New Rooster for flock?

natyvidal

Songster
Mar 1, 2018
340
390
172
Dade City, Florida
Hi everyone! My flock is mostly heritage chickens and free range. I have 21 hens and two roosters. One rooster is an easter egger and top in the pecking order. Super nice and very tame. He was raised by me as well as all my chickens.

Except the other rooster. He is an ameraucana. He was given to me while still young. (Less than a year.) So my hens are divided into two harems where the two roosters reign while free ranging during the day and cooped up at night.

Q: The problem is the second rooster. He has started being very agresive and attacking family visiting and children and visitors. And that’s a nono! So unless there is some good advise for the problem, he will become soup or “arroz con pollo!“


Q: I know I’ll probably have to get rid of the rooster but I like to get another one to look after and protect the ladies. A neighbor has a younger one, maybe around 6 months old, that I can introduce to the flock slowly and steady. He is accustomed to be cooped up and raised in a flock like mine are.



Q: is this a good solution?

Should I pay attention to the type of breed for aggressiveness?

Should the new one be smaller in size? Should I cage him at first, for a while, before introducing him to the flock? The cage is in the same area as the chicken run.



Any advise and suggestions are always welcomed. Thank you.
 

Mrs. K

Free Ranging
11 Years
Nov 12, 2009
9,274
12,434
636
western South Dakota
Well I think you are asking for a cock fight. Strange rooster showing up on an established flock territory will generally cause fighting. I am not sure if you CAN do enough see and no touch. I would not be surprised if they fought through the fence. A lot will depend on your alpha rooster's attitude. But just because he had a deal worked out with the other rooster, that might not pass to a new boy.

I think you would have better luck if you hatched out, or got chicks under a broody hen, and raise up a rooster in the flock. Father/son roosters have seemed (but not infallible) work best for me.

Mrs K
 

natyvidal

Songster
Mar 1, 2018
340
390
172
Dade City, Florida
Ok. Then my next question is. Can my top rooster watch over a harem of 20 hens? I am planning to add more hens since I am having a high demand for my eggs and I know I don’t need roosters for my hens to lay eggs but I like the added protection my hens get when they have a rooster watching over them.
From what I read the ratio is one rooster for 10-12 hens.

Thank you.
 

Mrs. K

Free Ranging
11 Years
Nov 12, 2009
9,274
12,434
636
western South Dakota
10-12 hens for optimum fertility, but it you are not going to hatch, not a big deal. A single rooster will even so probably keep them all fertile eggs on 20 hens. Personally, I would only want a second rooster if I got up to 25-30 hens and free ranged extensively.
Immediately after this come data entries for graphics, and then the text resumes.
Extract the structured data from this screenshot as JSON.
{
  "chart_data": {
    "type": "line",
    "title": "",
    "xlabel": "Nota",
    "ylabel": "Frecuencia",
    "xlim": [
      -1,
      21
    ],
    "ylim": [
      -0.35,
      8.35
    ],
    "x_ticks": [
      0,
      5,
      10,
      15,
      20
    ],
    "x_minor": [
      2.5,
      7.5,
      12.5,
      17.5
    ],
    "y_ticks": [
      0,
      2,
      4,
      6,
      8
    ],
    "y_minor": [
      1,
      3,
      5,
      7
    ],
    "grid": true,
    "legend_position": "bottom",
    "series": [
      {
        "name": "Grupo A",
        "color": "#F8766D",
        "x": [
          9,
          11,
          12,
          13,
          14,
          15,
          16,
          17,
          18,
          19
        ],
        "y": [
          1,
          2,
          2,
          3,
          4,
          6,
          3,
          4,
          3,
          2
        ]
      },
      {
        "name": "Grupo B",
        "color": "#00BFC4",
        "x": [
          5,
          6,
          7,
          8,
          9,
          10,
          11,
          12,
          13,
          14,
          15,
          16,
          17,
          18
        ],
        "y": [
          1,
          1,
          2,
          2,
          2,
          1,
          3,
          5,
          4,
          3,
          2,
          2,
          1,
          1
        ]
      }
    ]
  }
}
If you are in the egg business, you need to keep them in a run, or risk a serious loss, beyond what a rooster can help with protection wise.

Mrs K
 

Chelsa'sChicks

Songster
Aug 16, 2017
629
872
202
I honestly got a broom from the dollar tree and carried it around with me for a bit. I had to whomp on my RIR rooster (Lee Roy Brown) 3xs with it within a 2 month period, and I have never had to pick up that broom again since then. He is a good aggressive rooster and trust me he almost got into the stock pot.
You can add another rooster if you want.. I have done it, just know they will fight, but whomever is dominant will still chase off the other roo. I have 3 roosters and Lee Roy is #1 and #2 & #3 just follow each other around and avoid Lee Roy.

-All new birds should be caged with something (large dog kennel is what I use) so they can hear, see, but not touch each other. Obviously try to keep the roos separate, but if you free range (like I do) then they may meet up.
-I feel like 20 hens is too much for 1 rooster, but that's just my opinion. I also feel it depends on your landscape... Is it flat? Do you have places they can hide in or end up alone due to hills?
-You can pay attention to breed traits, but know they are not 100%. I have 3 White Leghorns that are supposed to be nervous and flighty, yet they are the friendliest of all my hens and the first ones to greet you. They have no fear lol.
-I would make sure your new rooster (if you get one) is at least the same size as your other birds.. if you get a smaller roo the dominate one will kill him.